Hinter der Fahrradbrücke kommt mir das Besenfahrrad mit den letzten Läufern entgegen. Sie sehen gut gelaunt aus und werden sicher ins Ziel kommen. An der VP vor km 34 befindet sich ein weiterer Staffelwechsel. Ziemlich verwaist stehen hier ein paar Unermüdliche. Vorhin war noch Riesenstimmung, nun sind die Anwesenden in meditative Stille verfallen. Im Vorbeilaufen lasse ich eine entsprechende Bemerkung fallen. Sofort wird geklatscht und gejohlt, was das Zeug hält. Ich bin richtig erschrocken über den plötzlichen Wandel. An der VP halte ich kurz an. Ein Helfer bietet mir Riegel und/oder Banane. Da kann ich nicht nein sagen. Wir wechseln ein paar nette Worte, dann geht es weiter.

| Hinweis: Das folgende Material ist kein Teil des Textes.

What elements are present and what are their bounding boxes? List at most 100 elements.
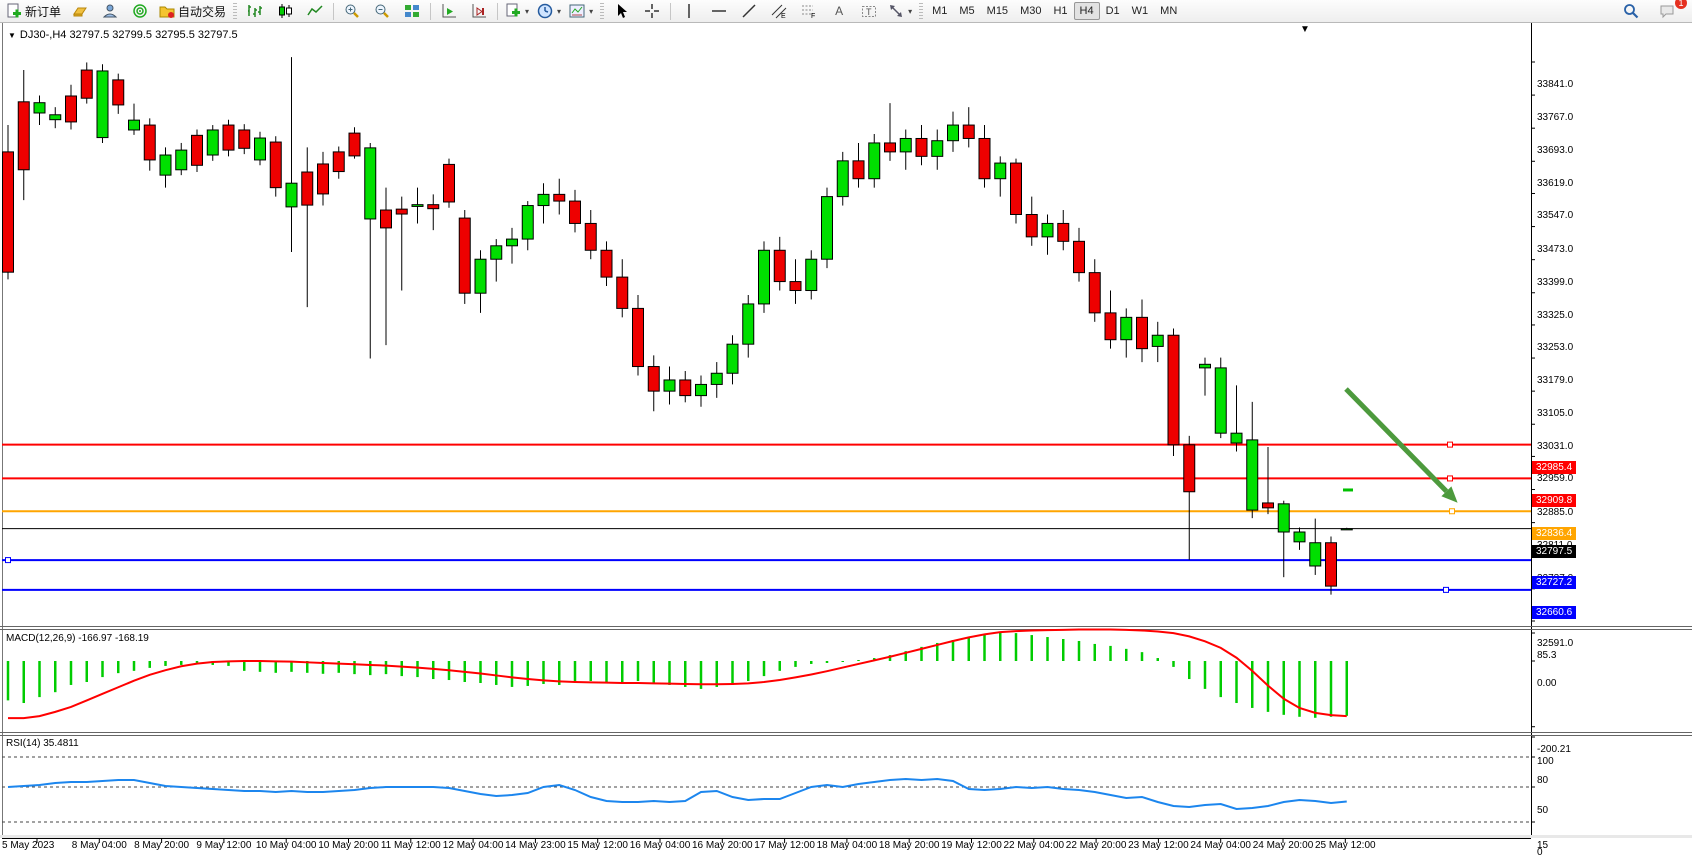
tile-windows-button[interactable]	[397, 0, 427, 22]
new-order-button[interactable]: 新订单	[2, 0, 65, 22]
date-label: 14 May 23:00	[505, 840, 566, 851]
svg-text:E: E	[781, 13, 786, 19]
zoom-out-button[interactable]	[367, 0, 397, 22]
candle	[475, 259, 486, 293]
radar-icon	[132, 3, 148, 19]
timeframe-button-m30[interactable]: M30	[1014, 2, 1047, 20]
line-chart-button[interactable]	[300, 0, 330, 22]
timeframe-button-m5[interactable]: M5	[953, 2, 980, 20]
new-order-icon	[6, 3, 22, 19]
arrows-dropdown[interactable]: ▾	[884, 0, 916, 22]
candle	[1121, 317, 1132, 339]
collapse-icon: ▼	[8, 31, 16, 40]
gold-bar-button[interactable]	[65, 0, 95, 22]
candle	[192, 135, 203, 165]
chart-play-button[interactable]	[434, 0, 464, 22]
fibonacci-tool-button[interactable]: F	[794, 0, 824, 22]
price-axis-label: 33399.0	[1537, 277, 1573, 288]
date-label: 24 May 20:00	[1253, 840, 1314, 851]
candle	[1137, 317, 1148, 348]
candle	[837, 161, 848, 197]
candlestick-chart-button[interactable]	[270, 0, 300, 22]
timeframe-button-m15[interactable]: M15	[981, 2, 1014, 20]
chevron-down-icon: ▾	[525, 7, 529, 16]
date-label: 18 May 04:00	[817, 840, 878, 851]
hline-handle[interactable]	[1450, 509, 1455, 514]
price-tag: 32797.5	[1532, 545, 1576, 558]
price-axis-label: 32959.0	[1537, 473, 1573, 484]
candle	[1074, 241, 1085, 272]
template-icon	[569, 3, 585, 19]
timeframe-button-m1[interactable]: M1	[926, 2, 953, 20]
candle	[1058, 223, 1069, 241]
person-chart-icon	[102, 3, 118, 19]
timeframe-button-d1[interactable]: D1	[1100, 2, 1126, 20]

Am Luitpoldhafen teilt sich die Strecke erneut. Über einen Damm laufen wir auf die Parkinsel. Bevor der Luitpoldhafen gebaut wurde, war dort ein dichter Auenwald und natürliches Überschwemmungsgebiet. Der Hafen teilte dann die Insel, bis zu dessen Stilllegung die Kammerschleuse am südlichen Ende des Luitpoldhafens geschlossen und durch einen befahrbaren Damm ersetzt wurde. Um 1900 ist hier ein schöner Stadtpark entstanden, der nach dem Krieg 1947 mit offenen Rasenflächen und neuen Wegen sein heutiges Gesicht erhielt.

Nun folgt der für mich schönste Teil der Strecke. Auf der Hannelore-Kohl-Promenade geht es keine 2 m vom Wasser entfernt entlang. Es ist völlig still, keine Verkehrsgeräusche sind zu hören; nicht einmal ein Vogel zwitschert. Vorbeifahrende Schiffe machen sich nur durch ein lauter werdendes Plätschern bemerkbar. Auf der gegenüberliegenden Rheinseite ist ebenfalls Waldpark, dahinter kann man schemenhaft hell erleuchtete Gebiete erkennen. Das km 36 Schild meint: „Noch emol Vollgas jetzad!“. Ein paar Zuschauer haben eine Laterne aufgestellt und sitzen auf einem Bänkchen. Während ich näher komme, rufen sie mir aufmunternde Worte zu und spenden Applaus - für mich könnte es ewig so weitergehen.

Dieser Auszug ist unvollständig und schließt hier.